Il terzo momento della casa di Betania (Gv 12), sei giorni prima della Pasqua, la cena, Marta serviva, Lazzaro uno dei commensali. Maria e l'olio profumato: "cosparse i suoi piedi e l'asciugò con i suoi capelli". Le critiche, pretestuose, la difesa di Gesù: è un brano che apre una fessura da cui sorprendere il bisogno di amicizia di Gesù. È un aspetto poco indagato, quasi costituisse un attentato alla sua grandezza, a un cosiddetto ascetismo. Bisogno di un'amicizia vera, concreta, non confinata in un falso spiritualismo. Così diverso Gesù da coloro che -dice Mounier- poiché non sanno amare gli uomini credono di amare Dio.
Betania una casa in cui Gesù ritorna spesso, la sera, nei giorni che precedono la sua Passione, quando si avvicina l'ora. Anche qui, nel racconto, c'è un centro e una periferia.

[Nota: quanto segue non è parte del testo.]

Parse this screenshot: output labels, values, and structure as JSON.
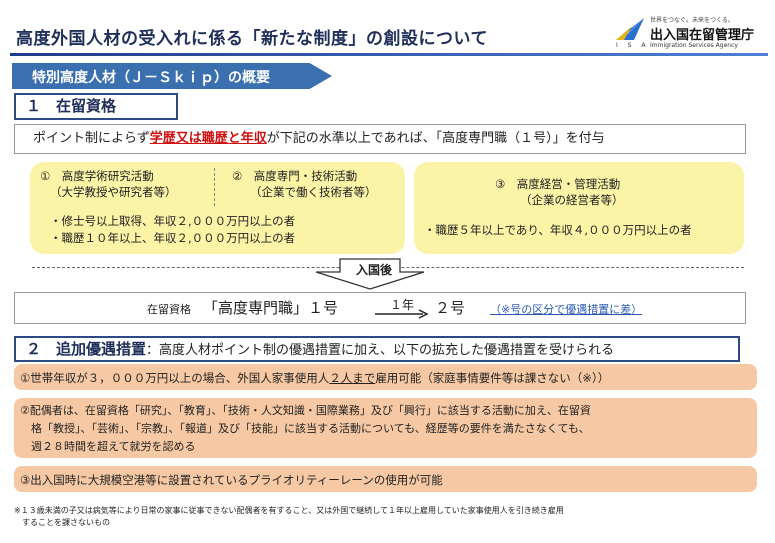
{
  "header": {
    "title": "高度外国人材の受入れに係る「新たな制度」の創設について",
    "logo_tagline": "世界をつなぐ。未来をつくる。",
    "logo_name": "出入国在留管理庁",
    "logo_en": "Immigration Services Agency",
    "logo_isa": "I S A"
  },
  "ribbon": {
    "label": "特別高度人材（Ｊ－Ｓｋｉｐ）の概要"
  },
  "section1": {
    "heading": "１　在留資格",
    "points_pre": "ポイント制によらず",
    "points_red": "学歴又は職歴と年収",
    "points_post": "が下記の水準以上であれば、「高度専門職（１号）」を付与",
    "cat1_title": "①　高度学術研究活動",
    "cat1_sub": "（大学教授や研究者等）",
    "cat2_title": "②　高度専門・技術活動",
    "cat2_sub": "（企業で働く技術者等）",
    "req12_a": "・修士号以上取得、年収２,０００万円以上の者",
    "req12_b": "・職歴１０年以上、年収２,０００万円以上の者",
    "cat3_title": "③　高度経営・管理活動",
    "cat3_sub": "（企業の経営者等）",
    "req3": "・職歴５年以上であり、年収４,０００万円以上の者",
    "arrow_label": "入国後",
    "status_prefix": "在留資格",
    "status_name": "「高度専門職」１号",
    "status_years": "１年",
    "status_next": "２号",
    "status_note": "（※号の区分で優遇措置に差）"
  },
  "section2": {
    "heading": "２　追加優遇措置",
    "heading_desc": "：高度人材ポイント制の優遇措置に加え、以下の拡充した優遇措置を受けられる",
    "item1_pre": "①世帯年収が３，０００万円以上の場合、外国人家事使用人",
    "item1_ul": "２人まで",
    "item1_post": "雇用可能（家庭事情要件等は課さない（※））",
    "item2_l1": "②配偶者は、在留資格「研究」、「教育」、「技術・人文知識・国際業務」及び「興行」に該当する活動に加え、在留資",
    "item2_l2": "格「教授」、「芸術」、「宗教」、「報道」及び「技能」に該当する活動についても、経歴等の要件を満たさなくても、",
    "item2_l3": "週２８時間を超えて就労を認める",
    "item3": "③出入国時に大規模空港等に設置されているプライオリティーレーンの使用が可能"
  },
  "footnote": {
    "line1": "※１３歳未満の子又は病気等により日常の家事に従事できない配偶者を有すること、又は外国で継続して１年以上雇用していた家事使用人を引き続き雇用",
    "line2": "することを課さないもの"
  },
  "colors": {
    "navy": "#1f2f5a",
    "ribbon": "#3a6fb0",
    "yellow": "#fbf3a6",
    "peach": "#f6c9a4",
    "red": "#d01010"
  }
}
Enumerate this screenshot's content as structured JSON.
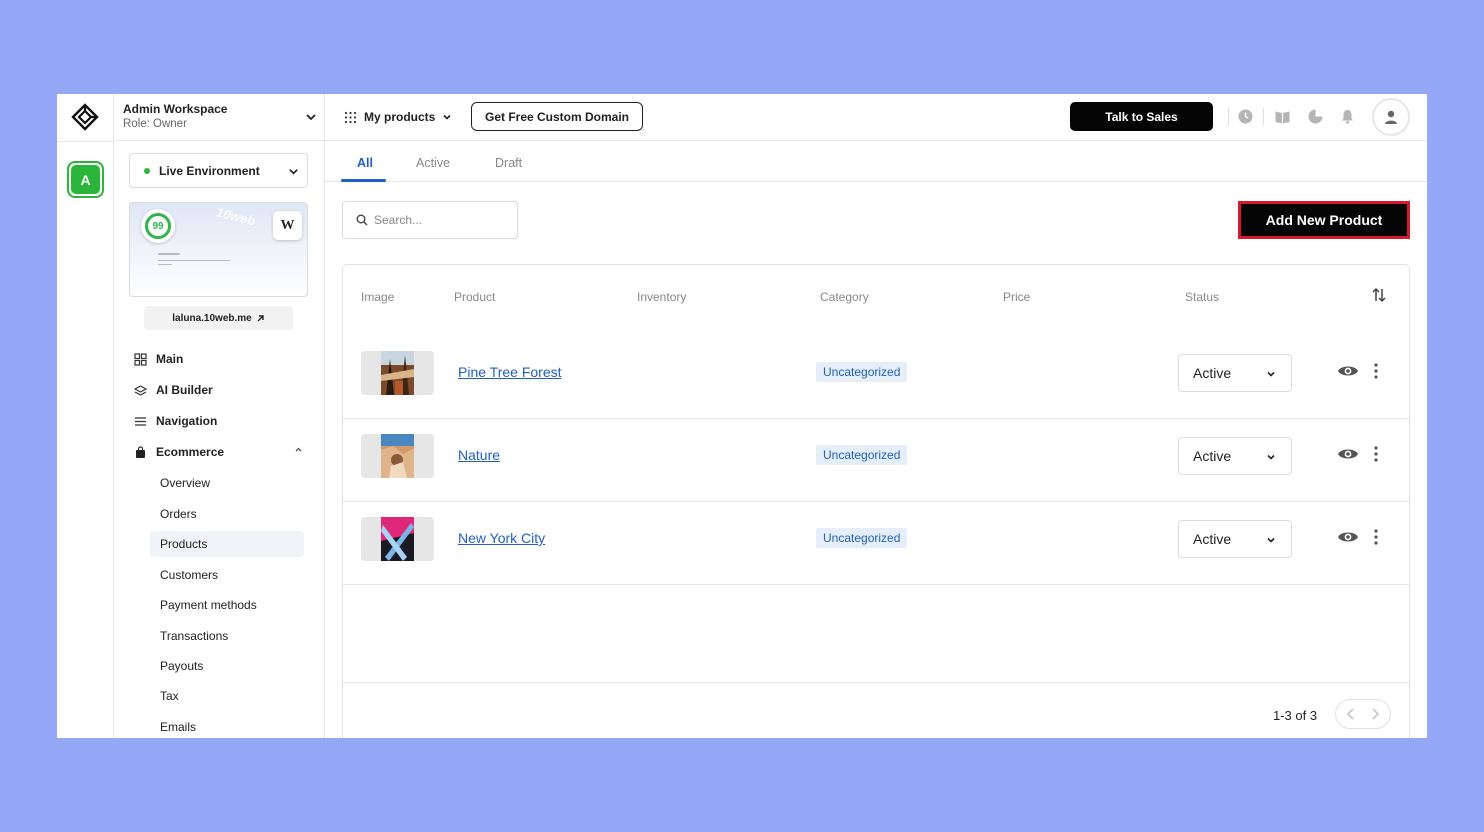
{
  "workspace": {
    "name": "Admin Workspace",
    "role": "Role: Owner",
    "badge": "A"
  },
  "environment": {
    "label": "Live Environment",
    "status_color": "#2bb53a"
  },
  "site": {
    "score": "99",
    "wp_badge": "W",
    "watermark": "10web",
    "domain": "laluna.10web.me"
  },
  "sidebar": {
    "items": [
      {
        "label": "Main",
        "icon": "grid-icon"
      },
      {
        "label": "AI Builder",
        "icon": "layers-icon"
      },
      {
        "label": "Navigation",
        "icon": "menu-icon"
      },
      {
        "label": "Ecommerce",
        "icon": "shopping-bag-icon"
      }
    ],
    "ecommerce_sub": [
      "Overview",
      "Orders",
      "Products",
      "Customers",
      "Payment methods",
      "Transactions",
      "Payouts",
      "Tax",
      "Emails"
    ],
    "active_sub": "Products"
  },
  "topbar": {
    "products_menu": "My products",
    "free_domain": "Get Free Custom Domain",
    "talk_to_sales": "Talk to Sales",
    "icons": [
      "clock-icon",
      "book-icon",
      "pie-chart-icon",
      "bell-icon",
      "user-avatar-icon"
    ]
  },
  "tabs": [
    "All",
    "Active",
    "Draft"
  ],
  "active_tab": "All",
  "search": {
    "placeholder": "Search..."
  },
  "add_button": "Add New Product",
  "table": {
    "columns": [
      "Image",
      "Product",
      "Inventory",
      "Category",
      "Price",
      "Status"
    ],
    "rows": [
      {
        "product": "Pine Tree Forest",
        "inventory": "",
        "category": "Uncategorized",
        "price": "",
        "status": "Active"
      },
      {
        "product": "Nature",
        "inventory": "",
        "category": "Uncategorized",
        "price": "",
        "status": "Active"
      },
      {
        "product": "New York City",
        "inventory": "",
        "category": "Uncategorized",
        "price": "",
        "status": "Active"
      }
    ]
  },
  "pagination": {
    "text": "1-3 of 3"
  },
  "colors": {
    "accent": "#1f5fc6",
    "highlight": "#d8182d",
    "background": "#95a7f7",
    "primary_button": "#050505"
  }
}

Nella periferia tanti volti un po' spenti: Lazzaro uno dei commensali; Marta che serviva. Ma poi ci sono i discepoli con i loro discorsi mercantili: fanno questione di soldi. E ospite è uno che ha nel cuore l'ombra e il turbamento della sua ora. Quanto sono lontani. È lui il povero. Betania forse significa casa del povero, del desolato.
E al centro la donna, una che sfiora il segreto. Nel silenzio, non ci sono parole. L'amicizia può essere senza parole, può essere negli occhi, in un gesto. Un gesto in cui c'è il profumo della sproporzione. Un gesto totale, che tocca anche il tuo corpo. Gesù ha sempre difeso contro i puritani questi gesti della tenerezza.
L'amicizia, l'amica non ti toglie il problema, non ti toglie l'ora, ti dà il coraggio di affrontarla. È il profumo che vince il cattivo odore della morte: io ti ungo come Messia.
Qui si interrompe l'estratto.